Since that time wages and benefits paid at Toyota and other global factories have closely tracked the industry standard set by members of the United Auto Workers.  This has been, in part, a strategy to convince workers they do not need a union, and in part a necessity to attract and retain quality workers.

But conditions are changing in the global auto industry. Toyota has now surpassed GM as the No. 1-selling car company in the world.  And Toyota is now determined to set its own wage standard, instead of following what UAW members have worked for years to achieve at the negotiating table with GM and other companies.  It’s a trend expected to set the standard for other auto companies in the United States as they also begin to look at employee compensation when considering how to keep profits steady – and rising – over the long run.

Toyota’s cost cutting will focus, wrote Sudo, on “Headcount and Rate (Wages and Benefits). Our strategy moving forward is to base our hourly wages more closely with the state manufacturing wages where each plant is located, and not tie ourselves so closely to the U.S. auto industry, or other competitors,” he added.  Specific strategies for reducing costs outlined in Sudo’s memo include  increasing employee costs for health care through premiums and co-pays; creating a “cafeteria plan” of coverage to restrict costs; and establish more company-run clinics and pharmacies with doctors on the company payroll “to improve our ability to manage costs.”

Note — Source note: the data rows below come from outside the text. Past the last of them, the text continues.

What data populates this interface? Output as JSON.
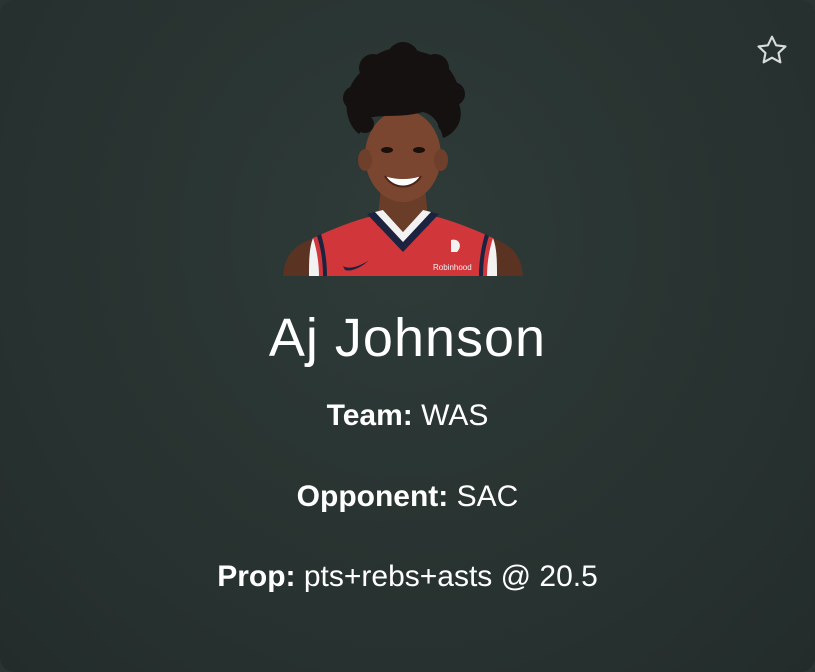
{
  "player": {
    "name": "Aj Johnson",
    "team_label": "Team:",
    "team": "WAS",
    "opponent_label": "Opponent:",
    "opponent": "SAC",
    "prop_label": "Prop:",
    "prop": "pts+rebs+asts @ 20.5",
    "jersey_sponsor": "Robinhood"
  },
  "icons": {
    "favorite": "star-outline-icon"
  },
  "colors": {
    "card_background": "#2a3533",
    "text": "#ffffff",
    "jersey_red": "#d0363a",
    "jersey_navy": "#1c2340"
  }
}
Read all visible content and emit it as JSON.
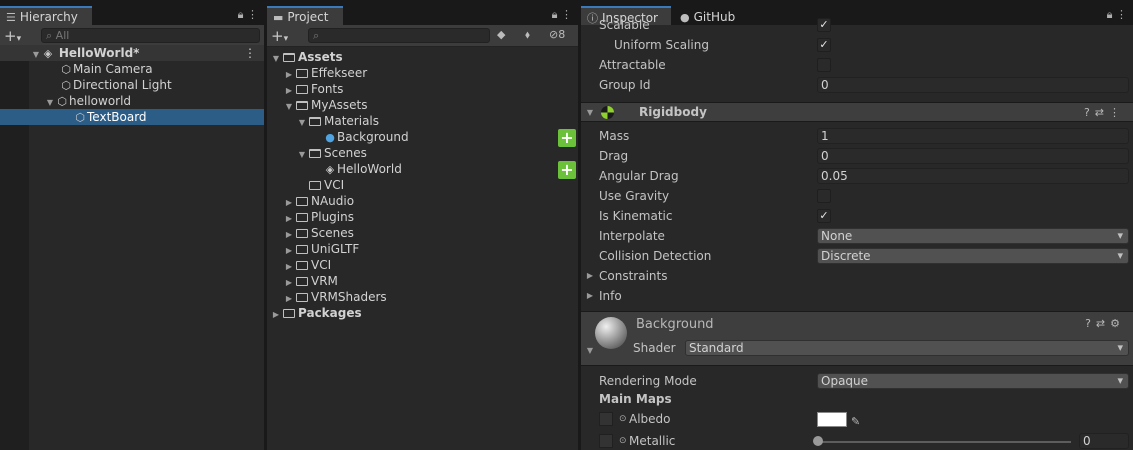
{
  "hierarchy": {
    "tab_label": "Hierarchy",
    "search_placeholder": "All",
    "scene_name": "HelloWorld*",
    "items": [
      {
        "label": "Main Camera"
      },
      {
        "label": "Directional Light"
      },
      {
        "label": "helloworld"
      },
      {
        "label": "TextBoard"
      }
    ]
  },
  "project": {
    "tab_label": "Project",
    "hidden_count": "8",
    "tree": [
      {
        "label": "Assets"
      },
      {
        "label": "Effekseer"
      },
      {
        "label": "Fonts"
      },
      {
        "label": "MyAssets"
      },
      {
        "label": "Materials"
      },
      {
        "label": "Background"
      },
      {
        "label": "Scenes"
      },
      {
        "label": "HelloWorld"
      },
      {
        "label": "VCI"
      },
      {
        "label": "NAudio"
      },
      {
        "label": "Plugins"
      },
      {
        "label": "Scenes"
      },
      {
        "label": "UniGLTF"
      },
      {
        "label": "VCI"
      },
      {
        "label": "VRM"
      },
      {
        "label": "VRMShaders"
      },
      {
        "label": "Packages"
      }
    ]
  },
  "inspector": {
    "tab_label": "Inspector",
    "github_tab_label": "GitHub",
    "top_rows": {
      "scalable": "Scalable",
      "uniform_scaling": "Uniform Scaling",
      "attractable": "Attractable",
      "group_id": "Group Id",
      "group_id_value": "0"
    },
    "rigidbody": {
      "title": "Rigidbody",
      "mass_label": "Mass",
      "mass_value": "1",
      "drag_label": "Drag",
      "drag_value": "0",
      "angular_drag_label": "Angular Drag",
      "angular_drag_value": "0.05",
      "use_gravity_label": "Use Gravity",
      "is_kinematic_label": "Is Kinematic",
      "interpolate_label": "Interpolate",
      "interpolate_value": "None",
      "collision_label": "Collision Detection",
      "collision_value": "Discrete",
      "constraints_label": "Constraints",
      "info_label": "Info"
    },
    "material": {
      "name": "Background",
      "shader_label": "Shader",
      "shader_value": "Standard",
      "rendering_mode_label": "Rendering Mode",
      "rendering_mode_value": "Opaque",
      "main_maps_label": "Main Maps",
      "albedo_label": "Albedo",
      "metallic_label": "Metallic",
      "metallic_value": "0"
    }
  }
}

John Williams, who has worked at Toyota’s Georgetown, Ky., vehicle assembly plant for 18 years, doesn’t understand why a company that has been steadily growing every year, earning over $50 billion in the last five years, needs to cut back on wages and benefits.
“If I felt that concessions in my pay and benefits were necessary to keep this company open and able to make a profit, I would be willing to sit down and discuss what was needed to get that done,” he says. “What I see is a company that is on top of the U.S. auto industry, and now we’re finding out that they think that we are ‘overpaid’ and ‘overcompensated.” 

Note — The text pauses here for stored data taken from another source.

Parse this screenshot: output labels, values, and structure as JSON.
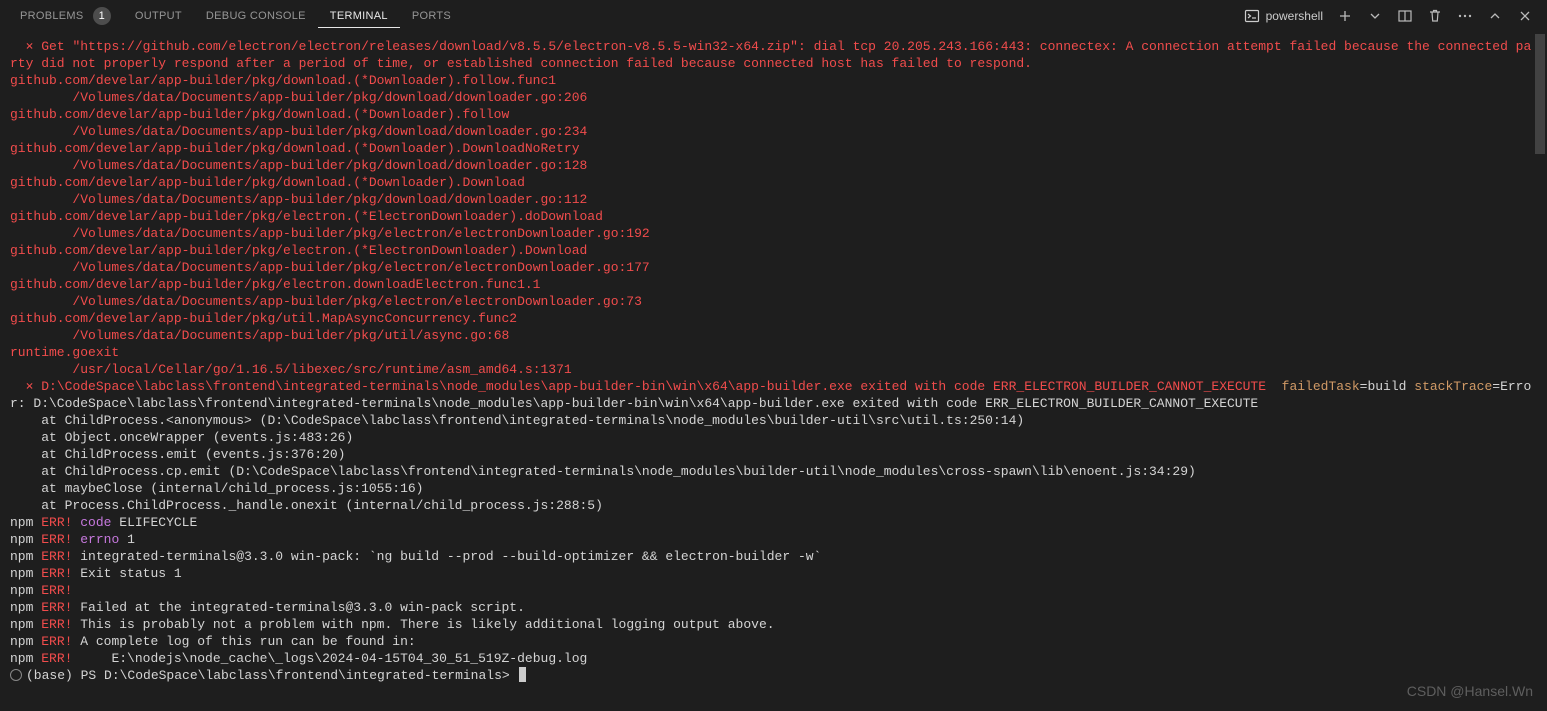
{
  "header": {
    "tabs": [
      {
        "label": "PROBLEMS",
        "badge": "1"
      },
      {
        "label": "OUTPUT"
      },
      {
        "label": "DEBUG CONSOLE"
      },
      {
        "label": "TERMINAL",
        "active": true
      },
      {
        "label": "PORTS"
      }
    ],
    "shell": "powershell"
  },
  "terminal": {
    "error_header": "  ⨯ Get \"https://github.com/electron/electron/releases/download/v8.5.5/electron-v8.5.5-win32-x64.zip\": dial tcp 20.205.243.166:443: connectex: A connection attempt failed because the connected party did not properly respond after a period of time, or established connection failed because connected host has failed to respond.",
    "stack_lines": [
      "github.com/develar/app-builder/pkg/download.(*Downloader).follow.func1",
      "        /Volumes/data/Documents/app-builder/pkg/download/downloader.go:206",
      "github.com/develar/app-builder/pkg/download.(*Downloader).follow",
      "        /Volumes/data/Documents/app-builder/pkg/download/downloader.go:234",
      "github.com/develar/app-builder/pkg/download.(*Downloader).DownloadNoRetry",
      "        /Volumes/data/Documents/app-builder/pkg/download/downloader.go:128",
      "github.com/develar/app-builder/pkg/download.(*Downloader).Download",
      "        /Volumes/data/Documents/app-builder/pkg/download/downloader.go:112",
      "github.com/develar/app-builder/pkg/electron.(*ElectronDownloader).doDownload",
      "        /Volumes/data/Documents/app-builder/pkg/electron/electronDownloader.go:192",
      "github.com/develar/app-builder/pkg/electron.(*ElectronDownloader).Download",
      "        /Volumes/data/Documents/app-builder/pkg/electron/electronDownloader.go:177",
      "github.com/develar/app-builder/pkg/electron.downloadElectron.func1.1",
      "        /Volumes/data/Documents/app-builder/pkg/electron/electronDownloader.go:73",
      "github.com/develar/app-builder/pkg/util.MapAsyncConcurrency.func2",
      "        /Volumes/data/Documents/app-builder/pkg/util/async.go:68",
      "runtime.goexit",
      "        /usr/local/Cellar/go/1.16.5/libexec/src/runtime/asm_amd64.s:1371"
    ],
    "error2_prefix": "  ⨯ D:\\CodeSpace\\labclass\\frontend\\integrated-terminals\\node_modules\\app-builder-bin\\win\\x64\\app-builder.exe exited with code ERR_ELECTRON_BUILDER_CANNOT_EXECUTE  ",
    "error2_ft_label": "failedTask",
    "error2_ft_val": "=build ",
    "error2_st_label": "stackTrace",
    "error2_st_val": "=Error: D:\\CodeSpace\\labclass\\frontend\\integrated-terminals\\node_modules\\app-builder-bin\\win\\x64\\app-builder.exe exited with code ERR_ELECTRON_BUILDER_CANNOT_EXECUTE",
    "js_stack": [
      "    at ChildProcess.<anonymous> (D:\\CodeSpace\\labclass\\frontend\\integrated-terminals\\node_modules\\builder-util\\src\\util.ts:250:14)",
      "    at Object.onceWrapper (events.js:483:26)",
      "    at ChildProcess.emit (events.js:376:20)",
      "    at ChildProcess.cp.emit (D:\\CodeSpace\\labclass\\frontend\\integrated-terminals\\node_modules\\builder-util\\node_modules\\cross-spawn\\lib\\enoent.js:34:29)",
      "    at maybeClose (internal/child_process.js:1055:16)",
      "    at Process.ChildProcess._handle.onexit (internal/child_process.js:288:5)"
    ],
    "npm_lines": [
      {
        "tag": "code",
        "msg": " ELIFECYCLE",
        "tagcolor": "magenta"
      },
      {
        "tag": "errno",
        "msg": " 1",
        "tagcolor": "magenta"
      },
      {
        "tag": "",
        "msg": " integrated-terminals@3.3.0 win-pack: `ng build --prod --build-optimizer && electron-builder -w`"
      },
      {
        "tag": "",
        "msg": " Exit status 1"
      },
      {
        "tag": "",
        "msg": ""
      },
      {
        "tag": "",
        "msg": " Failed at the integrated-terminals@3.3.0 win-pack script."
      },
      {
        "tag": "",
        "msg": " This is probably not a problem with npm. There is likely additional logging output above."
      },
      {
        "blank": true
      },
      {
        "tag": "",
        "msg": " A complete log of this run can be found in:"
      },
      {
        "tag": "",
        "msg": "     E:\\nodejs\\node_cache\\_logs\\2024-04-15T04_30_51_519Z-debug.log"
      }
    ],
    "prompt": "(base) PS D:\\CodeSpace\\labclass\\frontend\\integrated-terminals> "
  },
  "watermark": "CSDN @Hansel.Wn"
}
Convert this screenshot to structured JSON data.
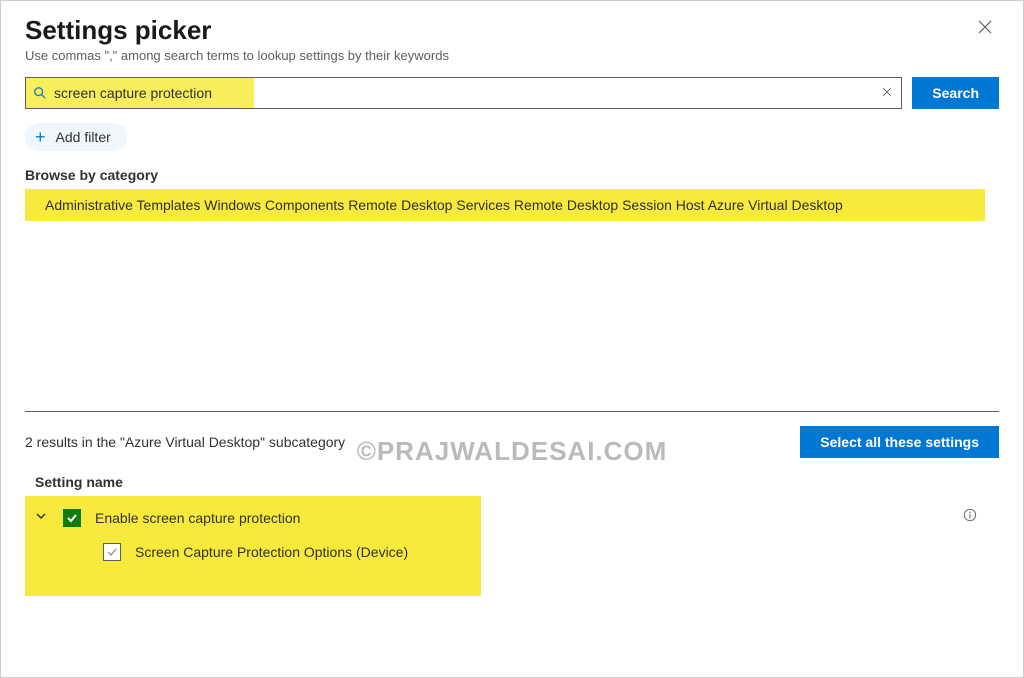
{
  "header": {
    "title": "Settings picker",
    "subtitle": "Use commas \",\" among search terms to lookup settings by their keywords"
  },
  "search": {
    "value": "screen capture protection",
    "button_label": "Search"
  },
  "filter": {
    "add_label": "Add filter"
  },
  "browse": {
    "label": "Browse by category",
    "breadcrumb": "Administrative Templates Windows Components Remote Desktop Services Remote Desktop Session Host Azure Virtual Desktop"
  },
  "results": {
    "summary": "2 results in the \"Azure Virtual Desktop\" subcategory",
    "select_all_label": "Select all these settings",
    "column_header": "Setting name",
    "items": [
      {
        "label": "Enable screen capture protection",
        "checked": true
      },
      {
        "label": "Screen Capture Protection Options (Device)",
        "checked": false
      }
    ]
  },
  "watermark": "©PRAJWALDESAI.COM"
}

Back to the future: “In the past,” Toyota stated in an e-mail to its own workforce, “we benchmarked the Big Three and auto industry in terms of base wages.  Today, however, TMMK is paid better than the Big Three, so we are looking not only at the auto industry, but at other Toyota affiliates to ensure global competitiveness.”

If that sounds like Toyota workers will get a raise, think again.  Sudo’s “Self-Reliance Plan” suggests benchmarking wages to 150 percent of the average manufacturing wage.

No pay cuts – for now:  At present Toyota claims “no one is going to cut base pay by $3 an hour.”  But the $300 million in savings targeted by TEMA President Sudo over the next four years has to come from somewhere.

Some possibilities:
• No or reduced future pay raises until the average manufacturing wage catches up with Toyota.
• Increased use of temporary workers, to lower Toyota’s wage bill.
• Continued shifting of health care costs to Team Members.  Toyota will pay less for health care; Toyota workers will pay more.

Unwinding U.S. economic success: It’s not clear what mix of strategies Toyota intends to use to cut labor costs by $300 million.  It is clear that at present, Team Members have no voice in the process – and that if the company is successful, it will cause major changes in how compensation is determined for auto workers all over the United States.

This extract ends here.